El juez dejó de pronto de frotarse la cara.
– Ah, sí, recuerdo el caso.
El joven fiscal sonrió como si le hubieran dado un premio.
El juez se volvió hacia mi abogada.
– Señora Crimstein.
– Señoría, solicitamos que se retiren de inmediato todos los cargos contra el señor Klein -dijo ella.
El juez volvió a restregarse el rostro.
– Me sorprende usted, señorita Crimstein.
– No sólo eso, sino que consideramos que el señor Klein debe ser puesto en libertad condicional. El señor Klein carece de antecedentes penales. Trabaja en esta ciudad en una entidad benéfica de ayuda a los pobres y tiene raíces en la sociedad. En cuanto a la ridícula comparación con su hermano, lo consideramos culpabilidad comparada de la peor estofa.
– ¿No considera válida la preocupación de la fiscalía pública, señorita Crimstein?
– No, señoría. Tengo entendido que la hermana del señor Klein se hizo hace poco la permanente. ¿Quiere decir eso que él vaya a hacer lo mismo?
Se oyeron risas.
Al joven fiscal se le iban y se le venían los colores.
– Señoría, con el debido respeto por la absurda analogía de mi colega…
– ¿Qué tiene de absurdo? -replicó Crimstein.
– Consideramos que el señor Klein dispone de medios para huir.
– Eso es ridículo. No tiene más medios que cualquier otra persona. Se hace esa afirmación basada en la creencia de que su hermano huyó, cosa que no está demostrada, porque puede estar muerto. Pero, en cualquier caso, señoría, el ayudante del fiscal prescinde de un factor crucial.
Hester Crimstein se volvió sonriente hacia el joven.
– ¿Señor Thompson? -dijo el juez.
Thompson continuó cabizbajo.
Hester Crimstein aguardó un segundo antes de lanzarse.
– Porque la víctima de este delito atroz, Katherine Miller, manifestó hoy mismo que el señor Klein es inocente.
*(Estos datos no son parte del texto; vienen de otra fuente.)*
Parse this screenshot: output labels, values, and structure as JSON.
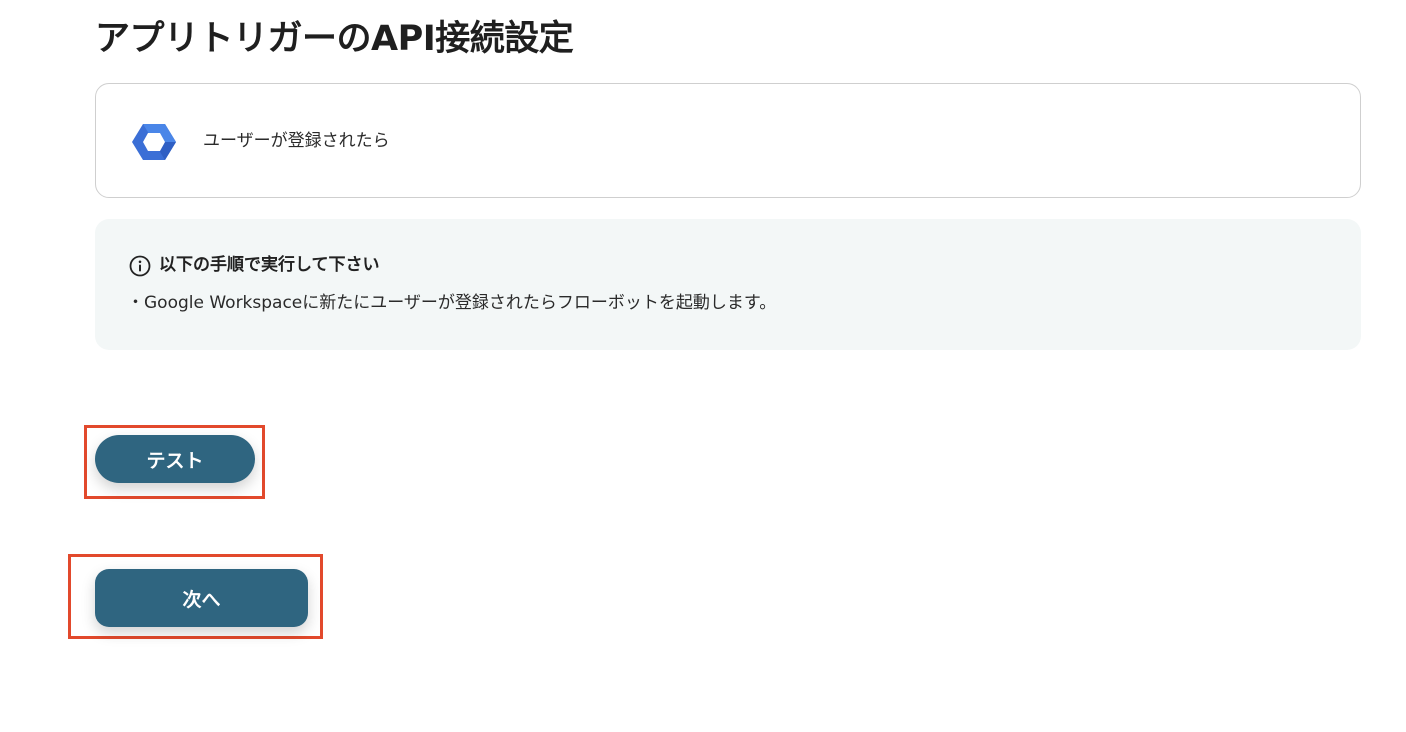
{
  "page": {
    "title": "アプリトリガーのAPI接続設定"
  },
  "trigger": {
    "icon": "google-workspace-icon",
    "label": "ユーザーが登録されたら"
  },
  "info": {
    "icon": "info-circle-icon",
    "heading": "以下の手順で実行して下さい",
    "text": "・Google Workspaceに新たにユーザーが登録されたらフローボットを起動します。"
  },
  "buttons": {
    "test_label": "テスト",
    "next_label": "次へ"
  },
  "colors": {
    "button": "#2f6580",
    "highlight": "#e2492c",
    "info_background": "#f3f7f7",
    "card_border": "#cfcfcf"
  }
}
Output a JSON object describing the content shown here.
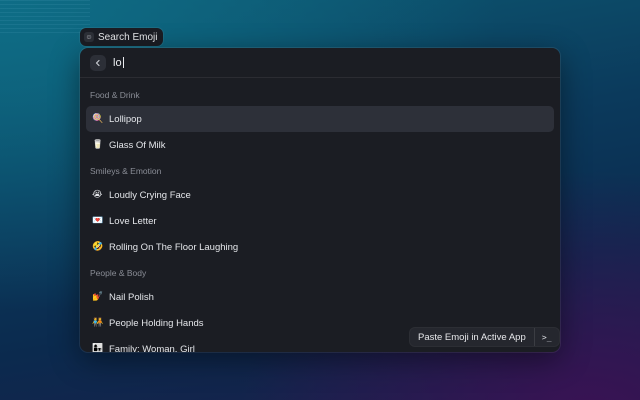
{
  "command_pill": {
    "label": "Search Emoji",
    "icon": "emoji-command-icon"
  },
  "search": {
    "value": "lo",
    "back_icon": "chevron-left-icon"
  },
  "sections": [
    {
      "title": "Food & Drink",
      "items": [
        {
          "emoji": "🍭",
          "label": "Lollipop",
          "selected": true
        },
        {
          "emoji": "🥛",
          "label": "Glass Of Milk",
          "selected": false
        }
      ]
    },
    {
      "title": "Smileys & Emotion",
      "items": [
        {
          "emoji": "😭",
          "label": "Loudly Crying Face",
          "selected": false
        },
        {
          "emoji": "💌",
          "label": "Love Letter",
          "selected": false
        },
        {
          "emoji": "🤣",
          "label": "Rolling On The Floor Laughing",
          "selected": false
        }
      ]
    },
    {
      "title": "People & Body",
      "items": [
        {
          "emoji": "💅",
          "label": "Nail Polish",
          "selected": false
        },
        {
          "emoji": "🧑‍🤝‍🧑",
          "label": "People Holding Hands",
          "selected": false
        },
        {
          "emoji": "👩‍👧",
          "label": "Family: Woman, Girl",
          "selected": false
        }
      ]
    }
  ],
  "footer": {
    "primary_action": "Paste Emoji in Active App",
    "secondary_action": ">_"
  }
}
– Señor Thompson -dijo el juez con cara de pocos amigos.
– No es exactamente así, señoría.
– ¿No exactamente?
– La señorita Miller afirmó que no vio al agresor porque no había luz y llevaba puesta una máscara.
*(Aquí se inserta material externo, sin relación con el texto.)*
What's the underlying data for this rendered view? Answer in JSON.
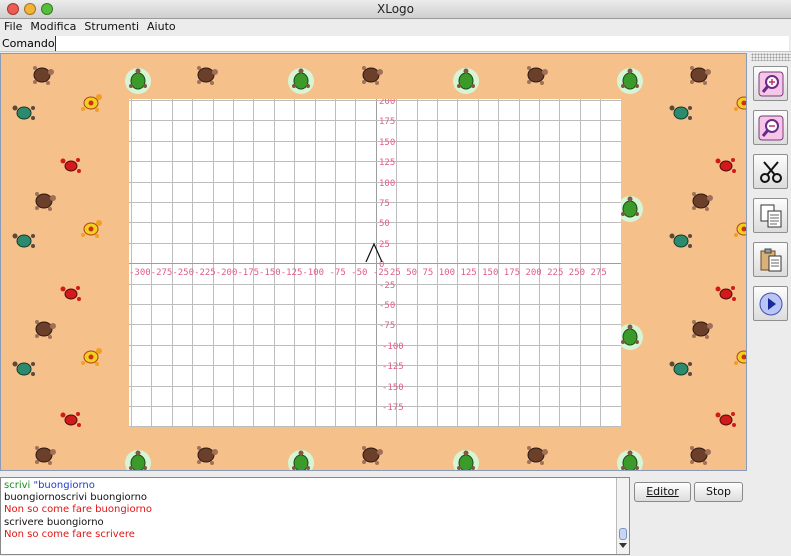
{
  "window": {
    "title": "XLogo"
  },
  "menu": [
    "File",
    "Modifica",
    "Strumenti",
    "Aiuto"
  ],
  "command": {
    "label": "Comando:",
    "value": ""
  },
  "axes": {
    "x_ticks": [
      "-300",
      "-275",
      "-250",
      "-225",
      "-200",
      "-175",
      "-150",
      "-125",
      "-100",
      "-75",
      "-50",
      "-25",
      "25",
      "50",
      "75",
      "100",
      "125",
      "150",
      "175",
      "200",
      "225",
      "250",
      "275"
    ],
    "y_ticks": [
      "200",
      "175",
      "150",
      "125",
      "100",
      "75",
      "50",
      "25",
      "0",
      "-25",
      "-50",
      "-75",
      "-100",
      "-125",
      "-150",
      "-175"
    ],
    "x_tick_text": "-300-275-250-225-200-175-150-125-100 -75 -50 -25",
    "x_tick_text_right": "25  50  75  100 125 150 175 200 225 250 275",
    "grid_color": "#bdbdbd",
    "tick_color": "#e05c8a",
    "background_color": "#f5c08a"
  },
  "toolbar": {
    "icons": [
      "zoom-in-icon",
      "zoom-out-icon",
      "scissors-icon",
      "copy-icon",
      "paste-icon",
      "play-icon"
    ]
  },
  "history": [
    {
      "parts": [
        {
          "text": "scrivi ",
          "color": "#1a8f1a"
        },
        {
          "text": "\"buongiorno",
          "color": "#1f3bd6"
        }
      ]
    },
    {
      "parts": [
        {
          "text": "buongiornoscrivi buongiorno",
          "color": "#111111"
        }
      ]
    },
    {
      "parts": [
        {
          "text": "Non so come fare buongiorno",
          "color": "#e01515"
        }
      ]
    },
    {
      "parts": [
        {
          "text": "scrivere buongiorno",
          "color": "#111111"
        }
      ]
    },
    {
      "parts": [
        {
          "text": "Non so come fare scrivere",
          "color": "#e01515"
        }
      ]
    }
  ],
  "buttons": {
    "editor": "Editor",
    "stop": "Stop"
  }
}
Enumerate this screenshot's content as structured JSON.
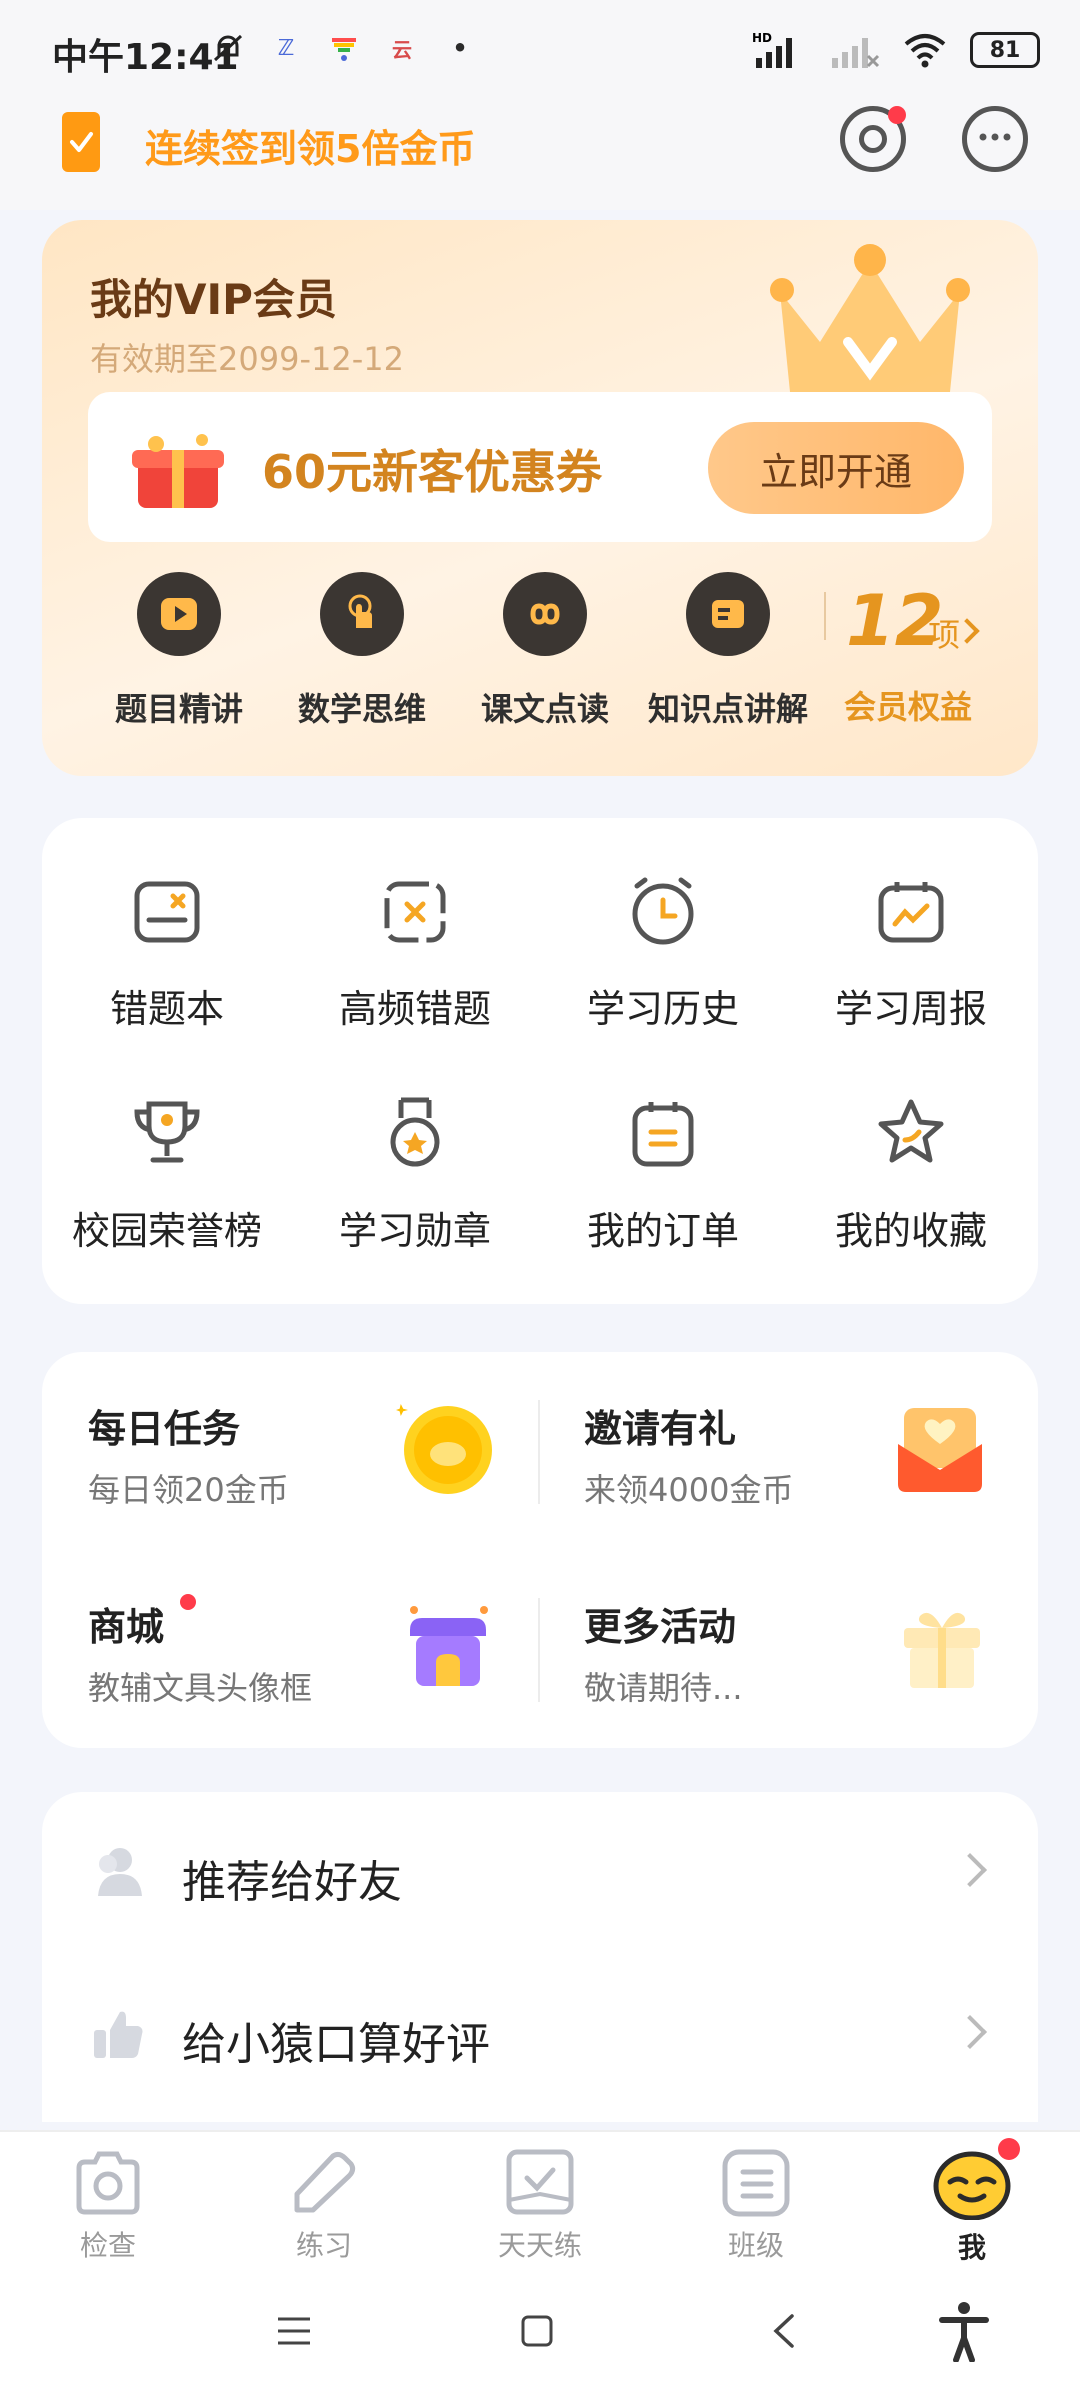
{
  "status_bar": {
    "time": "中午12:41",
    "battery": "81"
  },
  "top_bar": {
    "task_text": "连续签到领5倍金币"
  },
  "vip": {
    "title": "我的VIP会员",
    "expiry": "有效期至2099-12-12",
    "coupon_text": "60元新客优惠券",
    "open_button": "立即开通",
    "features": [
      {
        "label": "题目精讲",
        "icon": "play-icon"
      },
      {
        "label": "数学思维",
        "icon": "tap-hand-icon"
      },
      {
        "label": "课文点读",
        "icon": "infinity-icon"
      },
      {
        "label": "知识点讲解",
        "icon": "card-icon"
      }
    ],
    "rights_count": "12",
    "rights_unit": "项",
    "rights_label": "会员权益"
  },
  "tools": [
    {
      "label": "错题本",
      "icon": "wrong-book-icon"
    },
    {
      "label": "高频错题",
      "icon": "frequent-errors-icon"
    },
    {
      "label": "学习历史",
      "icon": "clock-icon"
    },
    {
      "label": "学习周报",
      "icon": "calendar-chart-icon"
    },
    {
      "label": "校园荣誉榜",
      "icon": "trophy-icon"
    },
    {
      "label": "学习勋章",
      "icon": "medal-icon"
    },
    {
      "label": "我的订单",
      "icon": "order-icon"
    },
    {
      "label": "我的收藏",
      "icon": "star-icon"
    }
  ],
  "activities": [
    {
      "title": "每日任务",
      "subtitle": "每日领20金币",
      "icon": "coin-icon"
    },
    {
      "title": "邀请有礼",
      "subtitle": "来领4000金币",
      "icon": "envelope-heart-icon"
    },
    {
      "title": "商城",
      "subtitle": "教辅文具头像框",
      "icon": "shop-icon"
    },
    {
      "title": "更多活动",
      "subtitle": "敬请期待...",
      "icon": "gift-icon"
    }
  ],
  "list": [
    {
      "label": "推荐给好友",
      "icon": "friends-icon"
    },
    {
      "label": "给小猿口算好评",
      "icon": "thumbs-up-icon"
    }
  ],
  "bottom_nav": [
    {
      "label": "检查",
      "icon": "camera-icon"
    },
    {
      "label": "练习",
      "icon": "pencil-tag-icon"
    },
    {
      "label": "天天练",
      "icon": "daily-check-icon"
    },
    {
      "label": "班级",
      "icon": "list-icon"
    },
    {
      "label": "我",
      "icon": "avatar-icon"
    }
  ],
  "colors": {
    "accent_orange": "#ff9a1a",
    "vip_brown": "#6a3b16",
    "gold": "#e5951f",
    "badge_red": "#ff3b4a"
  }
}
– Y -Hester Crimstein terminó la frase por él- que no era mi cliente.
– Dijo que no creía que fuese el señor Klein -replicó Thompson-. Pero tenga en cuenta, señoría, que está contusionada y en estado de confusión; no vio al agresor y, por consiguiente, no puede descartarse que…
– Letrado, no estamos juzgando el caso -lo interrumpió el juez-. Queda denegada su solicitud de prisión incondicional y queda fijada la fianza en treinta mil dólares.
El juez hizo sonar el mazo y quedé en libertad.